Somos esenciales, dicen. Sustanciales, principales, notables.
Lo somos antes de la pandemia, después y durante.
Ya que estamos en el durante, voy a contar a qué se reduce la especialidad de nuestro servicio que también es público, o sea: conocido o sabido, que se hace a la vista, pertenece al estado o a otra administración, accesible. Diga lo que diga la academia, parece que nadie conoce en serio a qué nos dedicamos los y las que ejercemos el magisterio, la enseñanza, la docencia.
Básicamente, nos hemos convertido en vigilantes y burócratas, me cuesta bastante establecer la proporción. Sólo puedo asegurar que en el cómputo horario diario, festivo y vacacional, todo junto, no queda espacio apenas para la que debiera ser nuestra función principal, educar, enseñar, formar.

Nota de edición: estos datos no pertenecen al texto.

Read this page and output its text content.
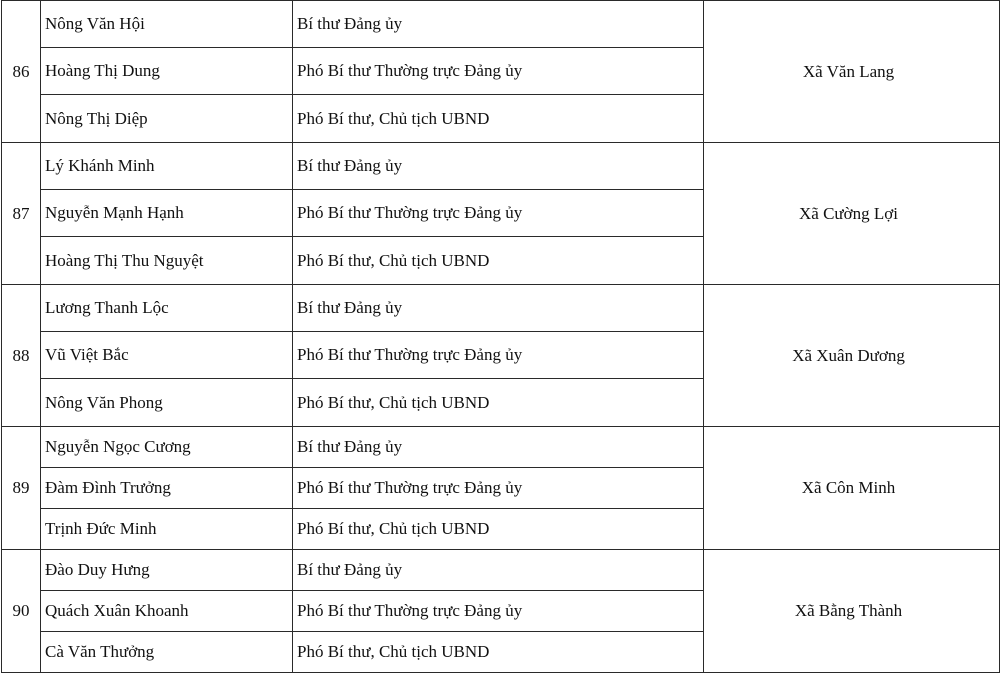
86	Nông Văn Hội	Bí thư Đảng ủy	Xã Văn Lang
	Hoàng Thị Dung	Phó Bí thư Thường trực Đảng ủy	
	Nông Thị Diệp	Phó Bí thư, Chủ tịch UBND	
87	Lý Khánh Minh	Bí thư Đảng ủy	Xã Cường Lợi
	Nguyễn Mạnh Hạnh	Phó Bí thư Thường trực Đảng ủy	
	Hoàng Thị Thu Nguyệt	Phó Bí thư, Chủ tịch UBND	
88	Lương Thanh Lộc	Bí thư Đảng ủy	Xã Xuân Dương
	Vũ Việt Bắc	Phó Bí thư Thường trực Đảng ủy	
	Nông Văn Phong	Phó Bí thư, Chủ tịch UBND	
89	Nguyễn Ngọc Cương	Bí thư Đảng ủy	Xã Côn Minh
	Đàm Đình Trưởng	Phó Bí thư Thường trực Đảng ủy	
	Trịnh Đức Minh	Phó Bí thư, Chủ tịch UBND	
90	Đào Duy Hưng	Bí thư Đảng ủy	Xã Bằng Thành
	Quách Xuân Khoanh	Phó Bí thư Thường trực Đảng ủy	
	Cà Văn Thưởng	Phó Bí thư, Chủ tịch UBND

No es nuevo, ni pandémico, pero sí que el bicho ha agravado estas circunstancias y cargado a nuestras espaldas más burrocracia, más control, más vigilancia y una responsabilidad que sinceramente no nos compete pero que hay que tragar sin rechistar. Es nuestra obligación, piensa y dice eso que llamamos sociedad, y que sin embargo no admite a las claras que la conciliación no es cosa tan nuestra, como de las empresas. Pero, como siempre, pagamos los y las que trabajamos, los y las que estamos enmedio.

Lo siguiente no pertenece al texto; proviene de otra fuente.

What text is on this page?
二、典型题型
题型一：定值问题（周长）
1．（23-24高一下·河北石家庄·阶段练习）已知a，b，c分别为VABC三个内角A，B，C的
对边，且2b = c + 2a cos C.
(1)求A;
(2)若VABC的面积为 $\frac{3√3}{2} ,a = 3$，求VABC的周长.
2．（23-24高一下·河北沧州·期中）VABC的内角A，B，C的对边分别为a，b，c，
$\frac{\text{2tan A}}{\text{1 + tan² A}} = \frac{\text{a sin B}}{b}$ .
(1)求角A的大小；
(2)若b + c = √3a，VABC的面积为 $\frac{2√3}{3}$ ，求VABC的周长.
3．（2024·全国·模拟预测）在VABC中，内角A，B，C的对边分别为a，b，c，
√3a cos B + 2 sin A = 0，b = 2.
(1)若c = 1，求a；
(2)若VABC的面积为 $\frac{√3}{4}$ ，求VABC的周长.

Así que sí, claro que somos esenciales. Pero no en la sagrada función de fomentar en nuestro alumnado el espíritu crítico. Somos esenciales para el capitalismo, para las empresas que necesitan mano de obra barata y acrítica, y para el estado, naturalmente. Por eso no se duda en sacrificarnos si hace falta, desde sus despachos calentitos.